Department of Computer Science, School of Engineering, University of California, Davis, CA 95616, USA.
Department of Physical Medicine and Rehabilitation, School of Medicine, University of California, Davis, CA 95616, USA.
Sensors (Basel). 2024 Feb 8;24(4):1123. doi: 10.3390/s24041123.
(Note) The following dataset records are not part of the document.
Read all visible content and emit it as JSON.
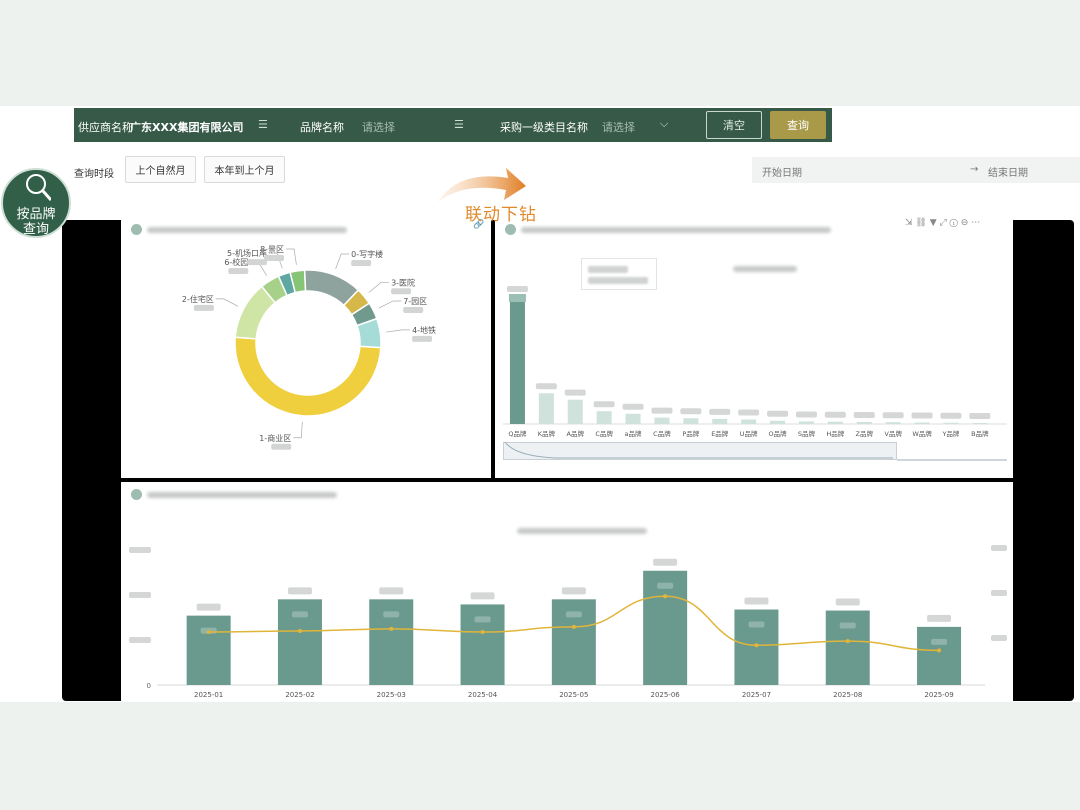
{
  "filters": {
    "supplier_label": "供应商名称",
    "supplier_value": "广东XXX集团有限公司",
    "brand_label": "品牌名称",
    "brand_placeholder": "请选择",
    "category_label": "采购一级类目名称",
    "category_placeholder": "请选择",
    "clear_label": "清空",
    "query_label": "查询"
  },
  "time": {
    "label": "查询时段",
    "btn_last_month": "上个自然月",
    "btn_ytd": "本年到上个月",
    "start_placeholder": "开始日期",
    "arrow": "→",
    "end_placeholder": "结束日期"
  },
  "badge": {
    "line1": "按品牌",
    "line2": "查询"
  },
  "annotation": {
    "drill": "联动下钻"
  },
  "colors": {
    "primary": "#375a48",
    "accent": "#a99a4a",
    "bar": "#6a9a8d",
    "line": "#e0b53a",
    "donut_main": "#f0cf3e"
  },
  "chart_data": [
    {
      "type": "pie",
      "subtype": "donut",
      "categories": [
        "1-商业区",
        "2-住宅区",
        "6-校园",
        "5-机场口岸",
        "8-景区",
        "0-写字楼",
        "3-医院",
        "7-园区",
        "4-地铁"
      ],
      "values": [
        47,
        12,
        4,
        2.5,
        3,
        12,
        3.5,
        3.5,
        6
      ],
      "colors": [
        "#f0cf3e",
        "#cfe5a6",
        "#a7d188",
        "#5ea8a2",
        "#87c475",
        "#8fa39e",
        "#d6b84a",
        "#6f9a8d",
        "#a6dcd8"
      ]
    },
    {
      "type": "bar",
      "categories": [
        "Q品牌",
        "K品牌",
        "A品牌",
        "C品牌",
        "a品牌",
        "C品牌",
        "P品牌",
        "E品牌",
        "U品牌",
        "O品牌",
        "S品牌",
        "H品牌",
        "Z品牌",
        "V品牌",
        "W品牌",
        "Y品牌",
        "B品牌"
      ],
      "values": [
        100,
        24,
        19,
        10,
        8,
        5,
        4.5,
        4,
        3.5,
        2.5,
        2,
        1.8,
        1.6,
        1.4,
        1.2,
        1,
        0.8
      ]
    },
    {
      "type": "bar",
      "categories": [
        "2025-01",
        "2025-02",
        "2025-03",
        "2025-04",
        "2025-05",
        "2025-06",
        "2025-07",
        "2025-08",
        "2025-09"
      ],
      "series": [
        {
          "type": "bar",
          "values": [
            68,
            84,
            84,
            79,
            84,
            112,
            74,
            73,
            57
          ]
        },
        {
          "type": "line",
          "values": [
            52,
            53,
            55,
            52,
            57,
            87,
            39,
            43,
            34
          ]
        }
      ],
      "y_tick_zero": "0",
      "grid": false
    }
  ]
}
Differences in gait patterns of children with Duchenne muscular dystrophy (DMD) and typically developing (TD) peers are visible to the eye, but quantifications of those differences outside of the gait laboratory have been elusive. In this work, we measured vertical, mediolateral, and anteroposterior acceleration using a waist-worn iPhone accelerometer during ambulation across a typical range of velocities. Fifteen TD and fifteen DMD children from 3 to 16 years of age underwent eight walking/running activities, including five 25 m walk/run speed-calibration tests at a slow walk to running speeds (SC-L1 to SC-L5), a 6-min walk test (6MWT), a 100 m fast walk/jog/run (100MRW), and a free walk (FW). For clinical anchoring purposes, participants completed a Northstar Ambulatory Assessment (NSAA). We extracted temporospatial gait clinical features (CFs) and applied multiple machine learning (ML) approaches to differentiate between DMD and TD children using extracted temporospatial gait CFs and raw data. Extracted temporospatial gait CFs showed reduced step length and a greater mediolateral component of total power (TP) consistent with shorter strides and Trendelenberg-like gait commonly observed in DMD. ML approaches using temporospatial gait CFs and raw data varied in effectiveness at differentiating between DMD and TD controls at different speeds, with an accuracy of up to 100%. We demonstrate that by using ML with accelerometer data from a consumer-grade smartphone, we can capture DMD-associated gait characteristics in toddlers to teens.
患有杜氏肌营养不良症 (DMD) 的儿童与典型发育 (TD) 同龄人之间的步态模式差异肉眼可见,但在步态实验室之外对这些差异进行量化一直难以捉摸。在这项工作中,我们使用佩戴在腰部的 iPhone 加速度计测量了垂直、横向和前后向加速度,测量范围包括典型的速度范围。15 名 3 至 16 岁的 TD 和 15 名 DMD 儿童进行了 8 项步行/跑步活动,包括 5 项 25 米步行/跑步速度校准测试(从慢走到跑步速度 SC-L1 到 SC-L5)、6 分钟步行测试 (6MWT)、100 米快速步行/慢跑/跑步 (100MRW) 和自由步行 (FW)。为了临床锚定的目的,参与者完成了 Northstar 动态评估 (NSAA)。我们提取了时空步态临床特征 (CFs),并应用多种机器学习 (ML) 方法,使用提取的时空步态 CFs 和原始数据来区分 DMD 和 TD 儿童。提取的时空步态 CFs 显示步长减小,总功率 (TP) 的横向分量更大,与 DMD 中常见的短步幅和 Trendelenberg 样步态一致。使用时空步态 CFs 和原始数据的 ML 方法在区分不同速度下的 DMD 和 TD 对照组方面的有效性各不相同,准确率高达 100%。我们证明,通过使用 ML 处理来自消费级智能手机的加速度计数据,我们可以捕捉到幼儿到青少年时期与 DMD 相关的步态特征。